Paulo Renato, presidente da Direção da AHBVV, é acusado pela secretária da Direção, Helena Barros, de tentar coagir a alterar a ata do processo infligido a uma administrativa com 34 anos de casa.

O verniz estalou há já algum tempo na Direção dos Bombeiros Voluntários de Vila Verde mas só agora é que a polémica estalou em público, através de notícia publicada num diário nacional.
De acordo com a edição impressa de hoje do Jornal de Notícias, há um “clima de tensão” entre “os responsáveis da Direção da associação humanitária” que se reuniram anteontem. Em causa está um processo disciplinar que, lembra o matutino, foi “instaurado à funcionária mais antiga dos Bombeiros Voluntários de Vila Verde”. Trata-se de Lurdes Calais, administrativa há 34 anos naquela instituição.

Alegadamente, a secretária da Direção da AHBVV, Helena Barros (atual membro da comissão política concelhia do PSD), acusa o presidente, Paulo Renato (chefe de gabinete António Vilela, presidente da autarquia vila-verdense), de querer “alterar uma ata sobre o procedimento disciplinar” instaurado à referida administrativa. Em declarações ao JN, Helena Barros disse ter sido “convidada a sair de uma reunião, logo no início, por causa de uma ata que o senhor presidente não aceita”. A secretária da Direção revelou àquele jornal que em causa está o facto de a ata ter ido a votação, ter “os nomes de quem votou a favor e contra” e de Paulo Renato não querer o nome envolvido na ata. Ao que tudo indica, o presidente da Direção dos Bombeiros nem poderia participar na votação, uma vez que é testemunha no processo.

Helena Barros, disse ao JN que há “uma perseguição a esta funcionária” e que na origem do processo disciplinar terá estado uma discussão entre a administrativa e outro colega da secretaria e que Paulo Renato terá tomado partido do colega. Referiu ainda que até à tomada de posse, há três anos, desta Direção, Lurdes Calais “nunca entrou em conflito com ninguém”.

A notícia já despoletou várias reações nas redes sociais. Foi amplamente partilhada e houve quem tornasse pública a opinião. Caso do antigo vice-presidente da Direção da AHBVV, José Lago que, numa publicação na rede social Facebook, louvou a atitude da secretária da Direção “perante a prepotência quiçá ditatorial do seu Presidente da Direção”. Disse ainda que “Vila Verde já se está a movimentar e não admite que um qualquer ator” coloque em causa “a honestidade” dos vila-verdenses.

José Lago relembrou que Lurdes Calais “trabalhou em várias direções”, inclusive com o próprio durante “mais de 15 anos em vários cargos diretivos” e que ninguém “tem razão de queixa da funcionária que ele quer penalizada severamente”. Apontou ainda o dedo a Paulo Renato por querer fazer de Helena Barros “pau mandado” e deixou a pergunta no ar: “O que é que o move contra ela?”
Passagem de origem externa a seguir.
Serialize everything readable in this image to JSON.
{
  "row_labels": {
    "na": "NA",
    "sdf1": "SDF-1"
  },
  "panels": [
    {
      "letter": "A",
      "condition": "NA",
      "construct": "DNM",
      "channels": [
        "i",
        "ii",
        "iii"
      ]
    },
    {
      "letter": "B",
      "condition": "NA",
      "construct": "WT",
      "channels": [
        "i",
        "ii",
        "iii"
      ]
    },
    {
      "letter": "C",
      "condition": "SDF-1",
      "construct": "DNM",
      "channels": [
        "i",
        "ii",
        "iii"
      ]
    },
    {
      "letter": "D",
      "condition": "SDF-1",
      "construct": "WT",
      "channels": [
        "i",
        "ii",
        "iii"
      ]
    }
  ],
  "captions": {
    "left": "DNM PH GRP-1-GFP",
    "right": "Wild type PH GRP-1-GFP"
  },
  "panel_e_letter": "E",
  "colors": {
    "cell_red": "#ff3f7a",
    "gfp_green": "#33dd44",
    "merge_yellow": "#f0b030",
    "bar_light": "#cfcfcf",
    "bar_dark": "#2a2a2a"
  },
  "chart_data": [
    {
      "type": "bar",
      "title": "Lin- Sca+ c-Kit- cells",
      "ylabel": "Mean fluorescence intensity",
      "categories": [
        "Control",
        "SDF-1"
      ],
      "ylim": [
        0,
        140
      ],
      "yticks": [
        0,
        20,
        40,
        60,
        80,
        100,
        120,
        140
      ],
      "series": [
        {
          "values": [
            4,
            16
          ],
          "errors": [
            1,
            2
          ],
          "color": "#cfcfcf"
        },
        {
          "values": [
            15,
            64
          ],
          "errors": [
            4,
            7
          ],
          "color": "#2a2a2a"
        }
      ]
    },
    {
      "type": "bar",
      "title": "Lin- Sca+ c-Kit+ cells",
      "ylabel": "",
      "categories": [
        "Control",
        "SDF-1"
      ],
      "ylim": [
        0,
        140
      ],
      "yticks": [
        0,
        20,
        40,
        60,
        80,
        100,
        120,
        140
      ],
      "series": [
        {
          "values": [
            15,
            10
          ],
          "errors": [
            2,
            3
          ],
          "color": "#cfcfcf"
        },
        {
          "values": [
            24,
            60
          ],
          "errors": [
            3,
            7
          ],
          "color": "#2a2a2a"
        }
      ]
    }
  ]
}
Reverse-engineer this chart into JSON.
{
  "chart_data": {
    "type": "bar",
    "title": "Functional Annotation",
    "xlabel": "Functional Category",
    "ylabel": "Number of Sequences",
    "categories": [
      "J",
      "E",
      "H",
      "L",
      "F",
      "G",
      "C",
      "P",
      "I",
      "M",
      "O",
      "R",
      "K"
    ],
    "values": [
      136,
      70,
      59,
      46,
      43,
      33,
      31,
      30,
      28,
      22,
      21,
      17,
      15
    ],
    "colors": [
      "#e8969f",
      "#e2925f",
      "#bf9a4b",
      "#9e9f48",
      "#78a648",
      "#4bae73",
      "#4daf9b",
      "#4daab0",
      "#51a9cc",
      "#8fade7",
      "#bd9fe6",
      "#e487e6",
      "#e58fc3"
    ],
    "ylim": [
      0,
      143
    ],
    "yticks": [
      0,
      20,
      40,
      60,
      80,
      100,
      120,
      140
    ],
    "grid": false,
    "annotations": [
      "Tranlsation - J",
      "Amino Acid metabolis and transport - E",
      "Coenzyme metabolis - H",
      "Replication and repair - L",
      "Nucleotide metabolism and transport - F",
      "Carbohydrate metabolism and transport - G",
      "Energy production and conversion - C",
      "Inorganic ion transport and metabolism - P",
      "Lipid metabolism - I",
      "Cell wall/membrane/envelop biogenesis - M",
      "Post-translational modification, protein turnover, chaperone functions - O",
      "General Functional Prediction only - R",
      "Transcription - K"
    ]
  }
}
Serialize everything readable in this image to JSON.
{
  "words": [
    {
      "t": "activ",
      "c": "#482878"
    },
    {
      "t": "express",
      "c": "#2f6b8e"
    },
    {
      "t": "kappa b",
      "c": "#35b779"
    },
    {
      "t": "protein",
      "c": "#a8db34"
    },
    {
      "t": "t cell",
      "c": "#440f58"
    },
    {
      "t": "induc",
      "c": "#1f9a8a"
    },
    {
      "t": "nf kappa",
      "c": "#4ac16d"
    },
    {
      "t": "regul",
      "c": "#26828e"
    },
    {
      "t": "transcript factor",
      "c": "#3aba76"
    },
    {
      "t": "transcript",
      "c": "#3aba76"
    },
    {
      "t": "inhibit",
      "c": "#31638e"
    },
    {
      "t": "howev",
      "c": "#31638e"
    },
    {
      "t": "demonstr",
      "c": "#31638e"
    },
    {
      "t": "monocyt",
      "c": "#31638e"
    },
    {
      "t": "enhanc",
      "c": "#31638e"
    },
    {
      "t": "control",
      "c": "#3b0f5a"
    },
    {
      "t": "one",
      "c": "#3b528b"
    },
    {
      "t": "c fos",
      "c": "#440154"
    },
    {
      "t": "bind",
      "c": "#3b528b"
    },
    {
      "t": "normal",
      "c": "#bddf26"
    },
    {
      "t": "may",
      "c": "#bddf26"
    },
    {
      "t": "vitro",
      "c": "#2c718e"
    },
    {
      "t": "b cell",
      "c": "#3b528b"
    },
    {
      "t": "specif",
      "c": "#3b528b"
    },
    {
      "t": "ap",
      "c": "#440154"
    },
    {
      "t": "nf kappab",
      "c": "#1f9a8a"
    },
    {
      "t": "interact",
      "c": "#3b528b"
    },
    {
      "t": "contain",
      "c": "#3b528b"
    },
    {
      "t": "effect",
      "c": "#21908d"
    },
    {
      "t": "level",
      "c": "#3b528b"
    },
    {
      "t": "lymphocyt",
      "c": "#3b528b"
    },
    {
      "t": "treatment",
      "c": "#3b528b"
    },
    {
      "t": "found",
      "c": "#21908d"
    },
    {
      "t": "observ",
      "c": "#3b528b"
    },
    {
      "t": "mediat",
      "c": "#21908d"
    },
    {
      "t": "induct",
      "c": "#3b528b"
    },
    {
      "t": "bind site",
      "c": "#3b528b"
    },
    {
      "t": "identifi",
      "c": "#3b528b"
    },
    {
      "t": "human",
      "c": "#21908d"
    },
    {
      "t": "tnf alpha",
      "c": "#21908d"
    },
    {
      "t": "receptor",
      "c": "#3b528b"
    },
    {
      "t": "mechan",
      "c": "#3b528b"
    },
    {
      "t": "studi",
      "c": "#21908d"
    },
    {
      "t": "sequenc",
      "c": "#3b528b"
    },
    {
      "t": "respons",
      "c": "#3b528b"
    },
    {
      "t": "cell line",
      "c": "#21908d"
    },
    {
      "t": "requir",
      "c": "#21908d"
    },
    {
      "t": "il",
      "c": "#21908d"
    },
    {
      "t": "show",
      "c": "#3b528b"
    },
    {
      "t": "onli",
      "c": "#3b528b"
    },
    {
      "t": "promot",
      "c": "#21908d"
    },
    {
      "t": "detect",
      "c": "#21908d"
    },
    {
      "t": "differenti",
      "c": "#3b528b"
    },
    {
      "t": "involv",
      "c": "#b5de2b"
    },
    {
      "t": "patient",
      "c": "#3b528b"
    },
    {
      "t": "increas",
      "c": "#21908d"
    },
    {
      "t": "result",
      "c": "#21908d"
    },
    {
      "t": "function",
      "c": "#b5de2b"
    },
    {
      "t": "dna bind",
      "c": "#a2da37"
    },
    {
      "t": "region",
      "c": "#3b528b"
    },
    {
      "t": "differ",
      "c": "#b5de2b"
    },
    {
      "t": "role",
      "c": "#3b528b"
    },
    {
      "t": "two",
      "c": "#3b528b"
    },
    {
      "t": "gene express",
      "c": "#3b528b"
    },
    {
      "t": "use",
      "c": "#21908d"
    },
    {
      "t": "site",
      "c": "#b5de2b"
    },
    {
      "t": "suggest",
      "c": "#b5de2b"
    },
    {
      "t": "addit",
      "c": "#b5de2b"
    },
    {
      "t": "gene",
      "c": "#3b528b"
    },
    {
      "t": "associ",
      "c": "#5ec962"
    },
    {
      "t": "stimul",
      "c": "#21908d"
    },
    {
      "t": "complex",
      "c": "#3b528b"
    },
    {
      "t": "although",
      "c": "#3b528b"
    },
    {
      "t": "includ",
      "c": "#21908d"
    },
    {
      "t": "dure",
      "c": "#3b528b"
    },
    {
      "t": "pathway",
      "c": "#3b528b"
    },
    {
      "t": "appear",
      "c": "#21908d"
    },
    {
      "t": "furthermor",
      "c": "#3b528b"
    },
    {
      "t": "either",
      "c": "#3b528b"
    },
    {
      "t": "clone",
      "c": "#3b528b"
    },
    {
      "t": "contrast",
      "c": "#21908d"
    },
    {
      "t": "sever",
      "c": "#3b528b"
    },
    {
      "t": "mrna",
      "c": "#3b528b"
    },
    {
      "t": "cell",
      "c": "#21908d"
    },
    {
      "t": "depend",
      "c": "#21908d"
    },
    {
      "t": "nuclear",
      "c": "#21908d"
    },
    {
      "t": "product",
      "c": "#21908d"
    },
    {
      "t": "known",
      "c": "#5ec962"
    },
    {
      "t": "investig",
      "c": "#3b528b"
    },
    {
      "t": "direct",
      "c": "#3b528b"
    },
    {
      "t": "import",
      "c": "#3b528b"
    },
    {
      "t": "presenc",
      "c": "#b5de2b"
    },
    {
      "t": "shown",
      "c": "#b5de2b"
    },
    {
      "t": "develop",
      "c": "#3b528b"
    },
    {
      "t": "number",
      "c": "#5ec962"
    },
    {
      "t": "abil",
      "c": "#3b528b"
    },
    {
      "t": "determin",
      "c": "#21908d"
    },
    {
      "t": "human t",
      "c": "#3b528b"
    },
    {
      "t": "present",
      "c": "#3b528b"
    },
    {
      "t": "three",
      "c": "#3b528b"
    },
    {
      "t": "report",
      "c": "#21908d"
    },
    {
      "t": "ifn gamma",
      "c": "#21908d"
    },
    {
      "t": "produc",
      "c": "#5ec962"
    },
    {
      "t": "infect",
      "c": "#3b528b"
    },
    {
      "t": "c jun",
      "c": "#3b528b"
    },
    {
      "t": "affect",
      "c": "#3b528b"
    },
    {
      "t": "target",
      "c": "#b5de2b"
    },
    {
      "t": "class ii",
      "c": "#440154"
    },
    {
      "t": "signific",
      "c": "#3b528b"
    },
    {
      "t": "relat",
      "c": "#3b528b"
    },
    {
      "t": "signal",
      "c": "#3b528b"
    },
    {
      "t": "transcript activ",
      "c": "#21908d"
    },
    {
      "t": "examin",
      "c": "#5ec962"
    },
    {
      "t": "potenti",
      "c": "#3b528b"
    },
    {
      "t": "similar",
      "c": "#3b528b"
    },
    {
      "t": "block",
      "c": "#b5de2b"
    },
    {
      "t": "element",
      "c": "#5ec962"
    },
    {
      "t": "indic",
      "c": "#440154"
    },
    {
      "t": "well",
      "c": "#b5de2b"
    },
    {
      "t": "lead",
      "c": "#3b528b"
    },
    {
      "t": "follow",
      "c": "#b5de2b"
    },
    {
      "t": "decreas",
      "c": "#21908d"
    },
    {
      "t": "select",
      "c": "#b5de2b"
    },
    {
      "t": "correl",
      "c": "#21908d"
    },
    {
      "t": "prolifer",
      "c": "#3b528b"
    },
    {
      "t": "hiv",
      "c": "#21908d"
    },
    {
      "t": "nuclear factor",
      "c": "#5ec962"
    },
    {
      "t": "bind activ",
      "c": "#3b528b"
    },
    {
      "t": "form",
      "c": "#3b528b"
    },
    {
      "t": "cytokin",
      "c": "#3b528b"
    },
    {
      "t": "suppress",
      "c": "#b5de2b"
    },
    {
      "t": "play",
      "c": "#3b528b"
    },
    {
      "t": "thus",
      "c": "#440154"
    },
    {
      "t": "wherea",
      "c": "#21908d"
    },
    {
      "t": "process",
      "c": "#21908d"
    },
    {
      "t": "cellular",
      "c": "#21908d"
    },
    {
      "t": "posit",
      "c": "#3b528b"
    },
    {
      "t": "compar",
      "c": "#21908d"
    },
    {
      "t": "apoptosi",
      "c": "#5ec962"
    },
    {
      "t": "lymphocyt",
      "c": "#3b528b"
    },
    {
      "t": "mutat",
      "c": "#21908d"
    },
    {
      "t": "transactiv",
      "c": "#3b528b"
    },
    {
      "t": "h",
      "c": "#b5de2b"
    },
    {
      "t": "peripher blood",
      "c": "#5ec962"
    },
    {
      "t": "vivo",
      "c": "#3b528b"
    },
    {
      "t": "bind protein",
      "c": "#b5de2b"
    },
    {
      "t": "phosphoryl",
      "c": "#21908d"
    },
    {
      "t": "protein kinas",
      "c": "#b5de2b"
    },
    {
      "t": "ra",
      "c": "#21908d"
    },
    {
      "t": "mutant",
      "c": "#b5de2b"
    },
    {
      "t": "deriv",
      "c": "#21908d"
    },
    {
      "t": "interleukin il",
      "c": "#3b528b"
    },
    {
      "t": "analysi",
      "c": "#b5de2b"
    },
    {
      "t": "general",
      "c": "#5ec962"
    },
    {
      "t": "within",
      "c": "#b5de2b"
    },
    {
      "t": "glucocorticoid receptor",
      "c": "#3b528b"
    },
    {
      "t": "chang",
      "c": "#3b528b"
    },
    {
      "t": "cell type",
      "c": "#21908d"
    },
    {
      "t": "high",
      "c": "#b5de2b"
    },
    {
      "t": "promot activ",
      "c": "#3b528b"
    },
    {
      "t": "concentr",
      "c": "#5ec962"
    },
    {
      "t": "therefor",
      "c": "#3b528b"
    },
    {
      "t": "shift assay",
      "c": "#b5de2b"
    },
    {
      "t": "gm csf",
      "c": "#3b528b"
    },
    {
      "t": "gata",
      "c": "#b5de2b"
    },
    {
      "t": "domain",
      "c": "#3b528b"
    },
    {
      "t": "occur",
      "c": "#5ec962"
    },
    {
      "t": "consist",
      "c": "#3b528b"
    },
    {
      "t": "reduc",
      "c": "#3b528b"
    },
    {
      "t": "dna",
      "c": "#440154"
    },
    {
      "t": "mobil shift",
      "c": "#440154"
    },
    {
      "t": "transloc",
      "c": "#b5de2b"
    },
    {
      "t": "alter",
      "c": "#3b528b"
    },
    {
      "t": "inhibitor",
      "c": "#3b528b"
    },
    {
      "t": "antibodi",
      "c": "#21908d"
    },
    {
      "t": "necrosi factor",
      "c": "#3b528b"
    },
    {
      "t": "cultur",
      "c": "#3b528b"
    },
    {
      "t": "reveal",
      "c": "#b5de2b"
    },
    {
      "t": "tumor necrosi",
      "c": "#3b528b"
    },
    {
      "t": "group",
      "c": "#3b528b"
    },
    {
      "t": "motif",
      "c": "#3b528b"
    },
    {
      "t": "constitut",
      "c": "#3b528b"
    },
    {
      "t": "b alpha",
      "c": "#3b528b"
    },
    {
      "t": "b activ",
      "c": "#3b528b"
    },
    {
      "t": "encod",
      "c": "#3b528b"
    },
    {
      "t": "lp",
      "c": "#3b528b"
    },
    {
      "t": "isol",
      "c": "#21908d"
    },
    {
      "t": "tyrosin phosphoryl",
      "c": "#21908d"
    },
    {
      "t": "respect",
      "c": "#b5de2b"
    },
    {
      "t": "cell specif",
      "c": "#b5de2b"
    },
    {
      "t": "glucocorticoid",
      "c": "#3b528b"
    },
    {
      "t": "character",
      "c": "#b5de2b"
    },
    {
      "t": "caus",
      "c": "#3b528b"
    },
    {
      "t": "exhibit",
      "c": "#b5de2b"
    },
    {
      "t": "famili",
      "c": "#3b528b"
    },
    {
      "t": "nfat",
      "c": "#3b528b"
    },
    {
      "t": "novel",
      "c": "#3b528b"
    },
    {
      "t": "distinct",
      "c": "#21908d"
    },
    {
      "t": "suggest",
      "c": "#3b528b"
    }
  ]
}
A novela política que corre nas esquinas do concelho – “Fernandistas” vs “Vilelistas”

Helena Barros é conhecida pela sua ‘simpatia política’ a José Manuel Fernandes, eurodeputado e marido de Júlia Fernandes, atual candidata à presidência da autarquia para as eleições autárquicas deste ano. Já Paulo Renato anda de braço dado a António Vilela.

Uma fonte ligada aos bombeiros diz que Paulo Renato e Luís Morais – comandante em exercício – andam em rota de colisão já há muito tempo. Outra fonte garante ao Semanário V que está já a ser preparada uma lista com vista às próximas eleições da direção da Associação Humanitária dos Bombeiros Voluntários de Vila Verde e que esta é já uma estratégia “fernandista.”

AHBVV emite nota de esclarecimento

Entretanto, perante os factos apresentados, a Associação Humanitária dos Bombeiros Voluntários de Vila Verde emitiu um esclarecimento em que reforça que se rege “por regras e regulamentos internos que a Direção tem por obrigação fazer cumprir”. “Uma qualquer alteração da ordem e disciplina internas deve ser analisada com a máxima ponderação e equilíbrio” pela Direção, “no respeito integral pelas regras e regulamentos da Instituição”, aponta a nota, reforçando que a abertura de um processo de inquérito ou de uma nota de culpa após incidentes entre colaboradores da instituição é analisada e ponderada “com o máximo rigor e no respeito integral pelas regras em vigor”.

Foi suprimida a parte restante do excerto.